The three smokers had asked for $13.2 million in compensatory damages: a total of $4.2 million in medical costs and other past and future expenses and up to $3 million each for pain and suffering.
The judge still did not immediately determine how much each defendant must pay.
The jury, which deliberated for more than two days, heard the life stories and microscopic details of cancer in the three plaintiffs.
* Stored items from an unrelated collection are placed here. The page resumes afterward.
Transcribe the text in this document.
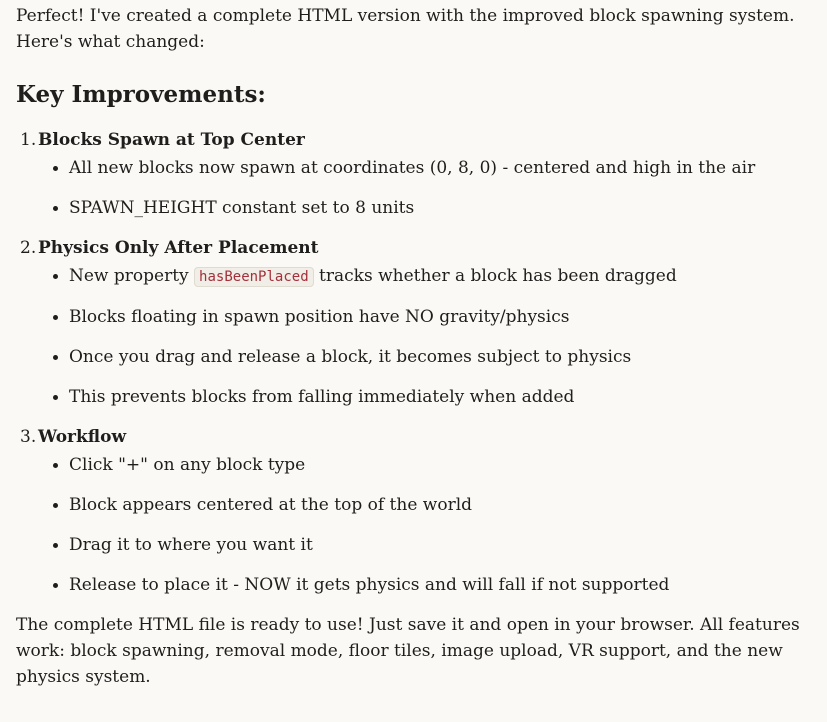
Perfect! I've created a complete HTML version with the improved block spawning system. Here's what changed:

Key Improvements:
1. Blocks Spawn at Top Center
All new blocks now spawn at coordinates (0, 8, 0) - centered and high in the air
SPAWN_HEIGHT constant set to 8 units
2. Physics Only After Placement
New property hasBeenPlaced tracks whether a block has been dragged
Blocks floating in spawn position have NO gravity/physics
Once you drag and release a block, it becomes subject to physics
This prevents blocks from falling immediately when added
3. Workflow
Click "+" on any block type
Block appears centered at the top of the world
Drag it to where you want it
Release to place it - NOW it gets physics and will fall if not supported

The complete HTML file is ready to use! Just save it and open in your browser. All features work: block spawning, removal mode, floor tiles, image upload, VR support, and the new physics system.
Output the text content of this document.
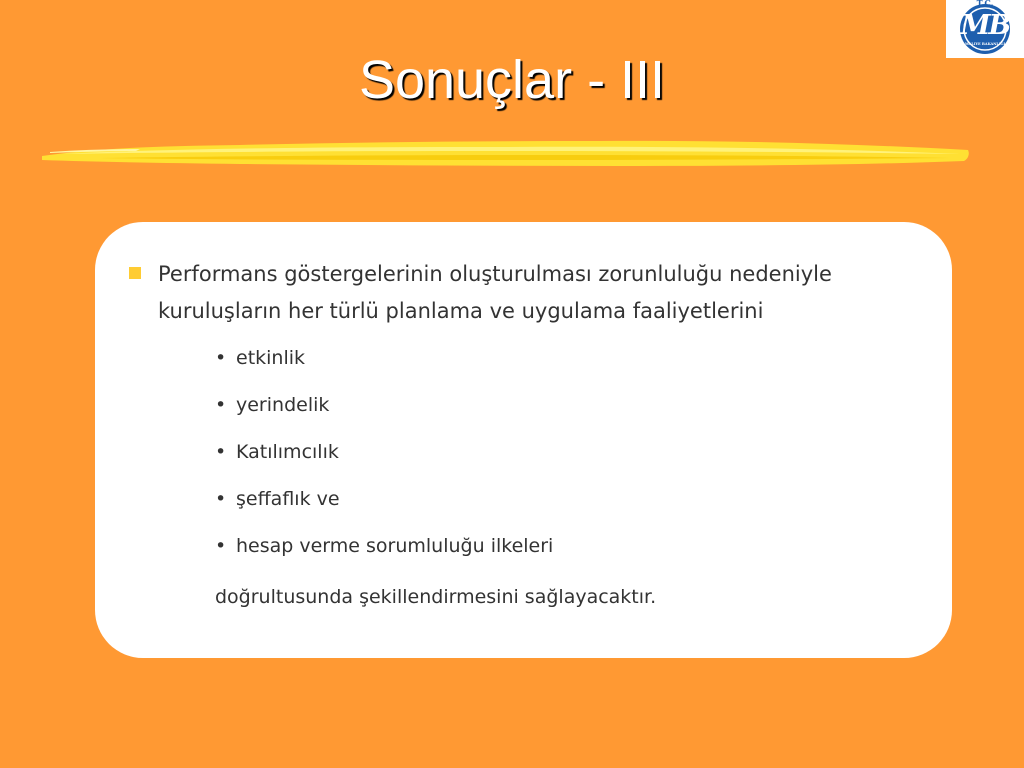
Sonuçlar - III
T.C.
MB
MALIYE BAKANLIGI
Performans göstergelerinin oluşturulması zorunluluğu nedeniyle kuruluşların her türlü planlama ve uygulama faaliyetlerini
• etkinlik
• yerindelik
• Katılımcılık
• şeffaflık ve
• hesap verme sorumluluğu ilkeleri
doğrultusunda şekillendirmesini sağlayacaktır.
Farnan is a 44-year-old nurse from Inglis, Amodeo is a 60-year-old clockmaker from Orlando, and Della Vecchia, a housewife from New Port Richey, died last year at 53, three weeks after the initial verdict.
Both women started smoking at 11. Della Vecchia smoked for 40 years and Farnan for 29. Amodeo started smoking at 14 and kept it up for 34 years.
The same jury, which began hearing the case 18 months ago, ruled last July that the industry fraudulently conspired to produce a dangerous, addictive product that caused 29 illnesses, including cancer and heart disease.
Around the country, juries have awarded damages to individual smokers only six times. Three verdicts were overturned, two are on appeal, and one was returned last month with a then-record $1.72 million compensatory award to a single smoker. That smoker and her husband also were awarded $10 million each in punitive damages.
The industry has yet to pay anything in a smoker's case but has started paying on $246 billion in settlements with states.
The Florida lawsuit was the first smokers' class-action to come to trial. The compensatory issue has been overshadowed by industry fears of a ruinous $300 billion award in the next phase seeking punitive damages for an estimated 500,000 sick Florida smokers. But under state law, a punitive verdict cannot put a company out of business.
Circuit Judge Robert Kaye told jurors he would call them back in a couple of weeks to start the punitive damage phase.
Matt Myers, president of the Campaign for Tobacco-Free Kids, said the verdict "augurs very badly for the tobacco industry at the next phase because the verdict is exceptionally large."
"The verdict itself is a potentially crippling blow to the tobacco industry because it opens the door now to a possible massive punitive damage verdict," Myers said. "Its size demonstrates the same jury that found the tobacco companies guilty of widespread serious wrongdoing last summer has apparently not forgotten what they heard earlier."
Dan Webb, lead tobacco attorney in the case, said: "We're looking forward to trying the next phase of this case. We have never believed this jury would award a large amount of damages to thousands of unidentified smokers."
Cigarette makers hoped to be spared some liability by asking the jury to decide based on brands smoked rather than industry behavior, but that strategy failed as the panel ruled against all companies and industry support groups.
Several tobacco-growing states have rushed to protect the industry from any crippling punitive award by setting a cap of $25 million to $100 million on the amount a company has to post as bond to pursue an appeal.
Smokers' attorney Stanley Rosenblatt argued all three plaintiffs became addicted in the 1950s long before they became aware of the health dangers of smoking even though the industry was discovering links to disease and addiction at the same time.
The industry disputed smoking as a cause of their cancers, fought the smokers' addiction claims and said they should not be rewarded for continuing to smoker years after health dangers became widely known.
The first segment of the trial began in October 1998, and testimony in the compensatory phase began last November.
The defendants are Philip Morris Inc., R.J. Reynolds Tobacco Co., Brown & Williamson, Lorillard Tobacco Co., Liggett Group Inc. and the industry's Council for Tobacco Research and Tobacco Institute.